Over the course of the 2008 election, Barack Obama's campaign has leap-frogged John McCain online. As CBS, ABC and Politico (among others) have documented, Team Obama has far out-paced McCain in deploying web technology to fundraise, establish social networks, advertise to targeted audiences, build email lists and otherwise facilitate grassroots organizing. Now, with the release this week of its new application for the iPhone, the Obama campaign has added a powerful new tool to help its supporters get out the vote, literally wherever they are.

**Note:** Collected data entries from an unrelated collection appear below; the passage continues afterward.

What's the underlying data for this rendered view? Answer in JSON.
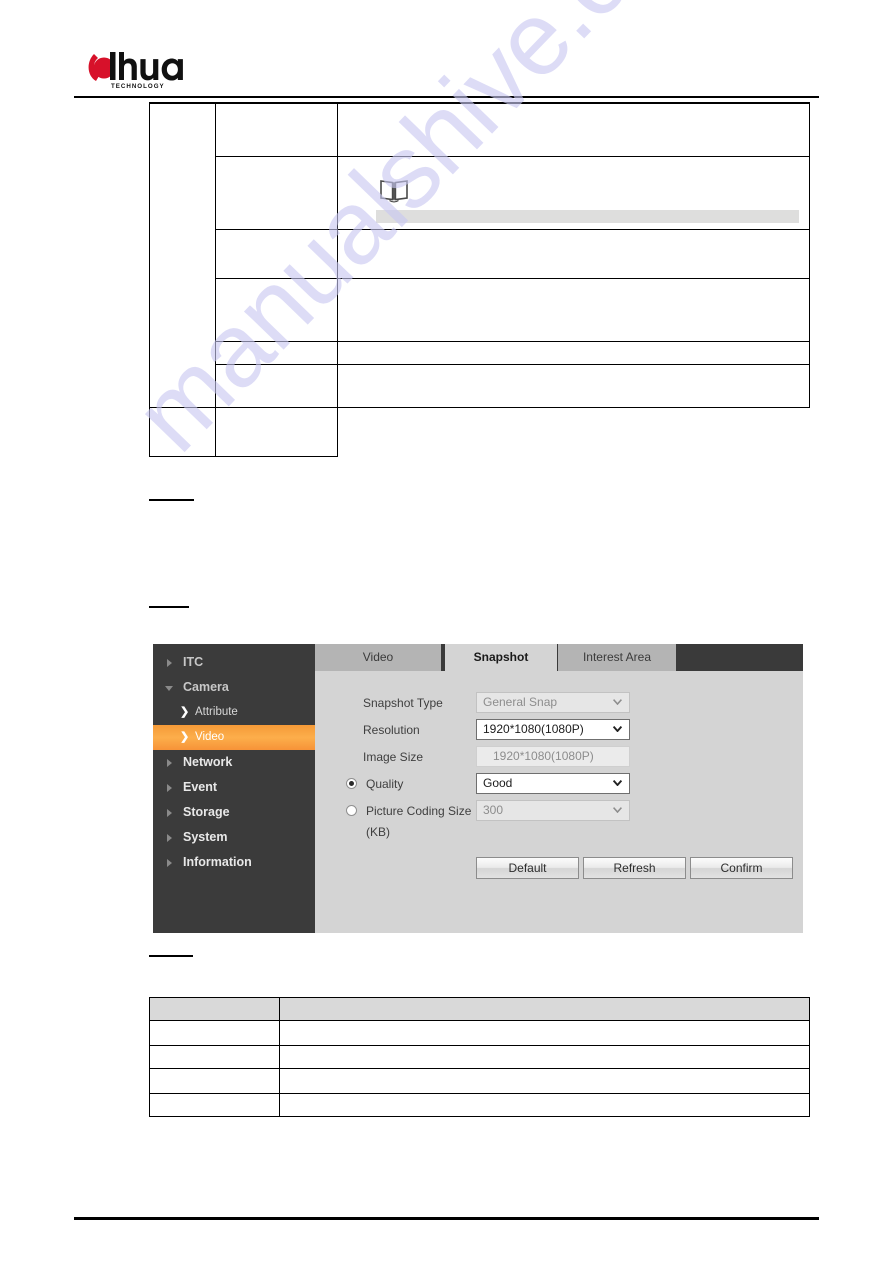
{
  "document": {
    "brand": "dahua",
    "brand_sub": "TECHNOLOGY",
    "watermark": "manualshive.com"
  },
  "table_top": {
    "columns": 3,
    "header": [
      "",
      "",
      ""
    ],
    "rows": [
      [
        "",
        "",
        ""
      ],
      [
        "",
        "",
        ""
      ],
      [
        "",
        "",
        ""
      ],
      [
        "",
        "",
        ""
      ],
      [
        "",
        "",
        ""
      ],
      [
        "",
        "",
        ""
      ]
    ],
    "note_icon": "open-book-note-icon"
  },
  "table_bottom": {
    "columns": 2,
    "header": [
      "",
      ""
    ],
    "rows": [
      [
        "",
        ""
      ],
      [
        "",
        ""
      ],
      [
        "",
        ""
      ],
      [
        "",
        ""
      ]
    ]
  },
  "webui": {
    "sidebar": {
      "items": [
        {
          "label": "ITC",
          "level": "top",
          "arrow": "right",
          "state": "dim",
          "chevron": ""
        },
        {
          "label": "Camera",
          "level": "top",
          "arrow": "down",
          "state": "dim",
          "chevron": ""
        },
        {
          "label": "Attribute",
          "level": "sub",
          "arrow": "none",
          "state": "normal",
          "chevron": "❯"
        },
        {
          "label": "Video",
          "level": "sub",
          "arrow": "none",
          "state": "active",
          "chevron": "❯"
        },
        {
          "label": "Network",
          "level": "top",
          "arrow": "right",
          "state": "normal",
          "chevron": ""
        },
        {
          "label": "Event",
          "level": "top",
          "arrow": "right",
          "state": "normal",
          "chevron": ""
        },
        {
          "label": "Storage",
          "level": "top",
          "arrow": "right",
          "state": "normal",
          "chevron": ""
        },
        {
          "label": "System",
          "level": "top",
          "arrow": "right",
          "state": "normal",
          "chevron": ""
        },
        {
          "label": "Information",
          "level": "top",
          "arrow": "right",
          "state": "normal",
          "chevron": ""
        }
      ],
      "active_color": "#F89A3C",
      "background_color": "#3B3B3B"
    },
    "tabs": [
      {
        "label": "Video",
        "active": false
      },
      {
        "label": "Snapshot",
        "active": true
      },
      {
        "label": "Interest Area",
        "active": false
      }
    ],
    "form": {
      "snapshot_type": {
        "label": "Snapshot Type",
        "value": "General Snap",
        "control": "select",
        "enabled": false
      },
      "resolution": {
        "label": "Resolution",
        "value": "1920*1080(1080P)",
        "control": "select",
        "enabled": true
      },
      "image_size": {
        "label": "Image Size",
        "value": "1920*1080(1080P)",
        "control": "readonly-text",
        "enabled": false
      },
      "quality": {
        "label": "Quality",
        "value": "Good",
        "control": "select",
        "enabled": true,
        "radio_selected": true
      },
      "picture_coding_size": {
        "label": "Picture Coding Size",
        "label_unit": "(KB)",
        "value": "300",
        "control": "select",
        "enabled": false,
        "radio_selected": false
      }
    },
    "buttons": [
      {
        "label": "Default"
      },
      {
        "label": "Refresh"
      },
      {
        "label": "Confirm"
      }
    ]
  }
}
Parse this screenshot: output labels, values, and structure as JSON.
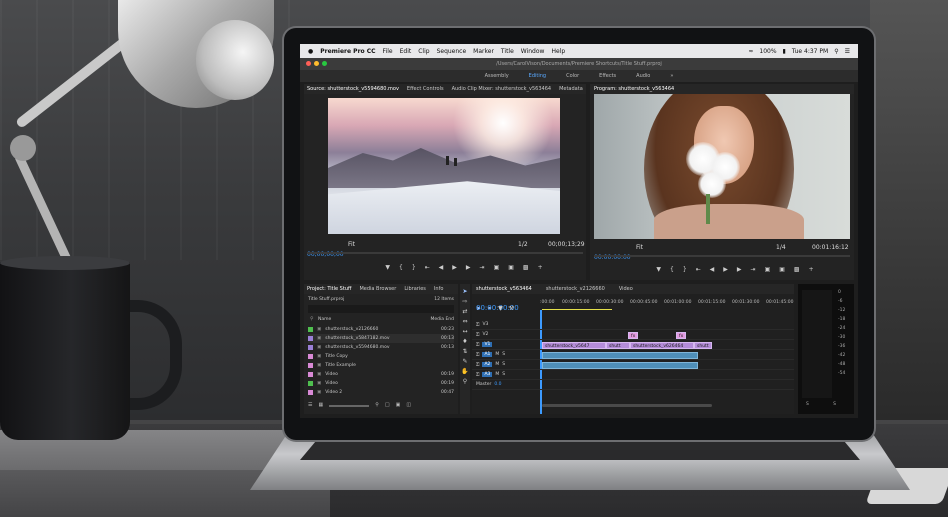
{
  "menubar": {
    "app_name": "Premiere Pro CC",
    "items": [
      "File",
      "Edit",
      "Clip",
      "Sequence",
      "Marker",
      "Title",
      "Window",
      "Help"
    ],
    "battery": "100%",
    "clock": "Tue 4:37 PM"
  },
  "window": {
    "path": "/Users/CarolVison/Documents/Premiere Shortcuts/Title Stuff.prproj"
  },
  "workspaces": {
    "items": [
      "Assembly",
      "Editing",
      "Color",
      "Effects",
      "Audio"
    ],
    "active": "Editing"
  },
  "source_panel": {
    "tabs": [
      "Source: shutterstock_v5594680.mov",
      "Effect Controls",
      "Audio Clip Mixer: shutterstock_v563464",
      "Metadata"
    ],
    "timecode_in": "00;00;00;00",
    "fit": "Fit",
    "scale": "1/2",
    "timecode_out": "00;00;13;29"
  },
  "program_panel": {
    "tab": "Program: shutterstock_v563464",
    "timecode_in": "00:00:00:00",
    "fit": "Fit",
    "scale": "1/4",
    "timecode_out": "00:01:16:12"
  },
  "project_panel": {
    "tabs": [
      "Project: Title Stuff",
      "Media Browser",
      "Libraries",
      "Info"
    ],
    "file": "Title Stuff.prproj",
    "count": "12 Items",
    "columns": [
      "Name",
      "Media End"
    ],
    "rows": [
      {
        "name": "shutterstock_v2126660",
        "time": "00:23",
        "color": "#4fbf4f"
      },
      {
        "name": "shutterstock_v5847182.mov",
        "time": "00:13",
        "color": "#9a7fd6"
      },
      {
        "name": "shutterstock_v5594680.mov",
        "time": "00:13",
        "color": "#9a7fd6"
      },
      {
        "name": "Title Copy",
        "time": "",
        "color": "#d98ad6"
      },
      {
        "name": "Title Example",
        "time": "",
        "color": "#d98ad6"
      },
      {
        "name": "Video",
        "time": "00:19",
        "color": "#d98ad6"
      },
      {
        "name": "Video",
        "time": "00:19",
        "color": "#4fbf4f"
      },
      {
        "name": "Video 2",
        "time": "00:47",
        "color": "#d98ad6"
      }
    ]
  },
  "timeline": {
    "tabs": [
      "shutterstock_v563464",
      "shutterstock_v2126660",
      "Video"
    ],
    "timecode": "00:00:00:00",
    "ruler": [
      ":00:00",
      "00:00:15:00",
      "00:00:30:00",
      "00:00:45:00",
      "00:01:00:00",
      "00:01:15:00",
      "00:01:30:00",
      "00:01:45:00"
    ],
    "tracks": [
      "V3",
      "V2",
      "V1",
      "A1",
      "A2",
      "A3",
      "Master"
    ],
    "master_value": "0.0",
    "clips": [
      "shutterstock_v5647",
      "shutt",
      "shutterstock_v626464",
      "shutt"
    ],
    "fx_marks": [
      "fx",
      "fx"
    ]
  },
  "meters": {
    "scale": [
      "0",
      "-6",
      "-12",
      "-18",
      "-24",
      "-30",
      "-36",
      "-42",
      "-48",
      "-54"
    ],
    "footer": [
      "S",
      "S"
    ]
  }
}
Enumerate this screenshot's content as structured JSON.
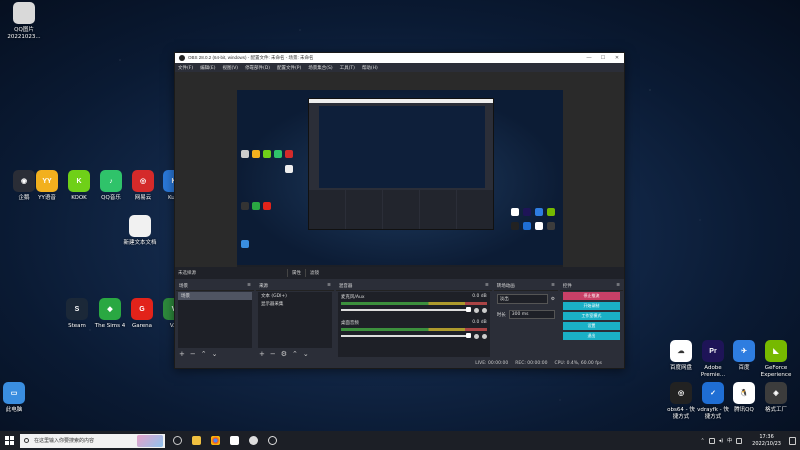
{
  "desktop": {
    "icons_left": [
      {
        "name": "qq-image-file",
        "label": "QQ图片\n20221023...",
        "color": "#d9d9d9",
        "glyph": ""
      },
      {
        "name": "app-shortcut",
        "label": "企鹅",
        "color": "#2a2d36",
        "glyph": "◉"
      },
      {
        "name": "yy-voice",
        "label": "YY语音",
        "color": "#f2b01e",
        "glyph": "YY"
      },
      {
        "name": "kook",
        "label": "KOOK",
        "color": "#6fd018",
        "glyph": "K"
      },
      {
        "name": "qq-music",
        "label": "QQ音乐",
        "color": "#2fc36a",
        "glyph": "♪"
      },
      {
        "name": "netease-music",
        "label": "网易云",
        "color": "#d42a2a",
        "glyph": "◎"
      },
      {
        "name": "ku-app",
        "label": "Ku...",
        "color": "#2a78d8",
        "glyph": "K"
      },
      {
        "name": "new-text-doc",
        "label": "新建文本文档",
        "color": "#f1f1f1",
        "glyph": ""
      },
      {
        "name": "steam",
        "label": "Steam",
        "color": "#1b2838",
        "glyph": "S"
      },
      {
        "name": "the-sims-4",
        "label": "The Sims 4",
        "color": "#2aa842",
        "glyph": "◆"
      },
      {
        "name": "garena",
        "label": "Garena",
        "color": "#e2231a",
        "glyph": "G"
      },
      {
        "name": "v-app",
        "label": "V...",
        "color": "#2d8a3c",
        "glyph": "V"
      },
      {
        "name": "this-pc",
        "label": "此电脑",
        "color": "#3a8ee0",
        "glyph": "▭"
      }
    ],
    "icons_right": [
      {
        "name": "baidu-netdisk",
        "label": "百度网盘",
        "color": "#ffffff",
        "glyph": "☁"
      },
      {
        "name": "adobe-premiere",
        "label": "Adobe\nPremie...",
        "color": "#1e1457",
        "glyph": "Pr"
      },
      {
        "name": "app-feiyu",
        "label": "百度",
        "color": "#2e7de0",
        "glyph": "✈"
      },
      {
        "name": "geforce-experience",
        "label": "GeForce\nExperience",
        "color": "#76b900",
        "glyph": "◣"
      },
      {
        "name": "obs-shortcut",
        "label": "obs64 - 快\n捷方式",
        "color": "#222",
        "glyph": "◎"
      },
      {
        "name": "vdraylik-shortcut",
        "label": "vdrayfk - 快\n捷方式",
        "color": "#1f6ed4",
        "glyph": "✓"
      },
      {
        "name": "tencent-qq",
        "label": "腾讯QQ",
        "color": "#ffffff",
        "glyph": "🐧"
      },
      {
        "name": "format-factory",
        "label": "格式工厂",
        "color": "#3c3c3c",
        "glyph": "◈"
      }
    ]
  },
  "obs": {
    "title": "OBS 28.0.2 (64-bit, windows) - 配置文件: 未命名 - 场景: 未命名",
    "menu": [
      "文件(F)",
      "编辑(E)",
      "视图(V)",
      "停靠部件(D)",
      "配置文件(P)",
      "场景集合(S)",
      "工具(T)",
      "帮助(H)"
    ],
    "scene_bar": {
      "label": "未选择源",
      "properties": "属性",
      "filters": "滤镜"
    },
    "docks": {
      "scenes": {
        "title": "场景",
        "items": [
          "场景"
        ]
      },
      "sources": {
        "title": "来源",
        "items": [
          "文本 (GDI+)",
          "显示器采集"
        ]
      },
      "mixer": {
        "title": "混音器",
        "channels": [
          {
            "name": "麦克风/Aux",
            "db": "0.0 dB"
          },
          {
            "name": "桌面音频",
            "db": "0.0 dB"
          }
        ]
      },
      "transitions": {
        "title": "转场动画",
        "type": "淡出",
        "duration_label": "时长",
        "duration": "300 ms"
      },
      "controls": {
        "title": "控件",
        "buttons": [
          "停止推流",
          "开始录制",
          "工作室模式",
          "设置",
          "退出"
        ]
      }
    },
    "status": {
      "live": "LIVE: 00:00:00",
      "rec": "REC: 00:00:00",
      "cpu": "CPU: 0.4%, 60.00 fps"
    }
  },
  "taskbar": {
    "search_placeholder": "在这里输入你要搜索的内容",
    "clock_time": "17:36",
    "clock_date": "2022/10/23"
  }
}
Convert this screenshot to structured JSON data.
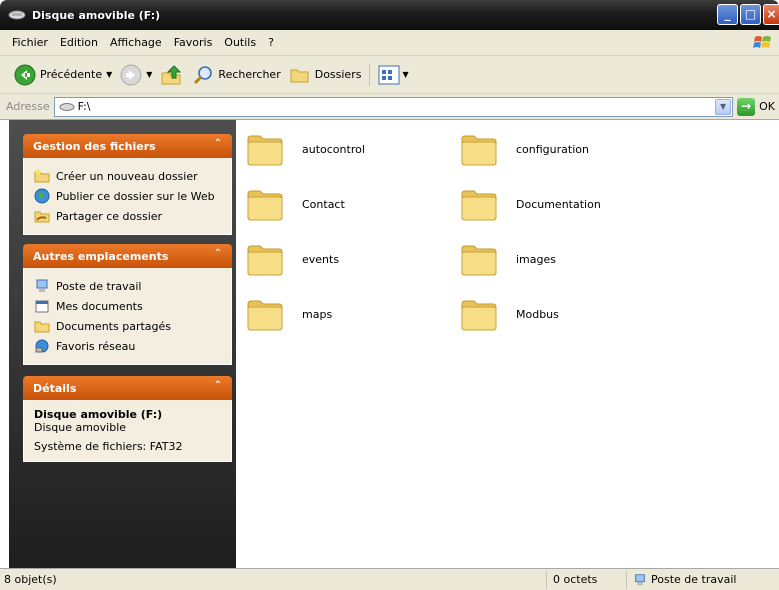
{
  "window": {
    "title": "Disque amovible (F:)",
    "controls": {
      "minimize": "_",
      "maximize": "□",
      "close": "×"
    }
  },
  "menubar": {
    "items": [
      "Fichier",
      "Edition",
      "Affichage",
      "Favoris",
      "Outils",
      "?"
    ]
  },
  "toolbar": {
    "back_label": "Précédente",
    "search_label": "Rechercher",
    "folders_label": "Dossiers"
  },
  "address": {
    "label": "Adresse",
    "value": "F:\\",
    "go_label": "OK"
  },
  "taskpane": {
    "file_tasks": {
      "title": "Gestion des fichiers",
      "items": [
        "Créer un nouveau dossier",
        "Publier ce dossier sur le Web",
        "Partager ce dossier"
      ]
    },
    "other_places": {
      "title": "Autres emplacements",
      "items": [
        "Poste de travail",
        "Mes documents",
        "Documents partagés",
        "Favoris réseau"
      ]
    },
    "details": {
      "title": "Détails",
      "name": "Disque amovible (F:)",
      "type": "Disque amovible",
      "filesystem": "Système de fichiers: FAT32"
    }
  },
  "files": [
    "autocontrol",
    "configuration",
    "Contact",
    "Documentation",
    "events",
    "images",
    "maps",
    "Modbus"
  ],
  "statusbar": {
    "count": "8 objet(s)",
    "size": "0 octets",
    "location": "Poste de travail"
  },
  "colors": {
    "panel_header": "#d9600f",
    "panel_body": "#f3eee0",
    "folder": "#f4d77a"
  }
}
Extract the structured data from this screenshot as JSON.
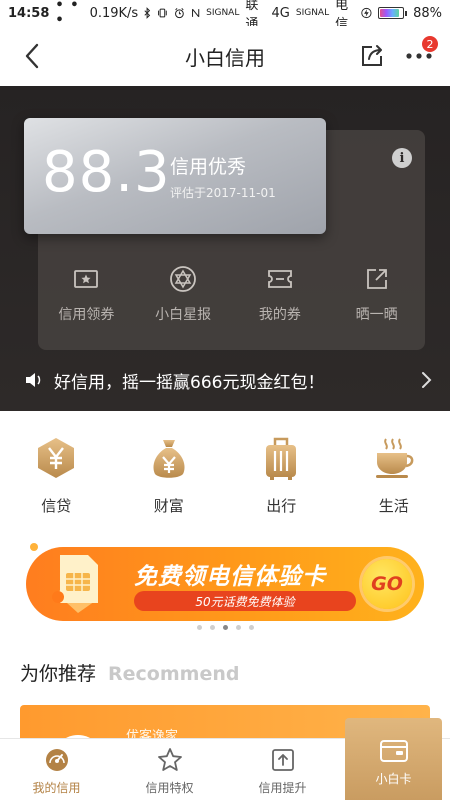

The Obama '08 iPhone application (available for free) brings much of the content and functionality of the Obama web site to the Apple mobile device now used by millions of Americans. Users can access positions on the issues, receive breaking campaign updates, get national and local campaign news, find nearby Obama events and browse video and photos. And as the Los Angeles Times noted, "with the device's global positioning system technology, it will give you directions to the nearest campaign office."
But the real breakthrough for political organizing at the grassroots level is the "Call Friends" feature. In a nutshell, Call Friends turns the iPhone into your own mobile, personal phone bank, letting you call and track the support of the people you know in the states that matter most.
As Stephen Shankland of CNET reported:
The most notable feature "organizes and prioritizes your contacts by key battleground states, making it easy to reach out and make an impact quickly," according to the software.
On my phone, the application ranked contacts in Colorado, Michigan, and New Mexico at the top; at the bottom was a friend whose cell phone has a Texas number, though she actually lives in California.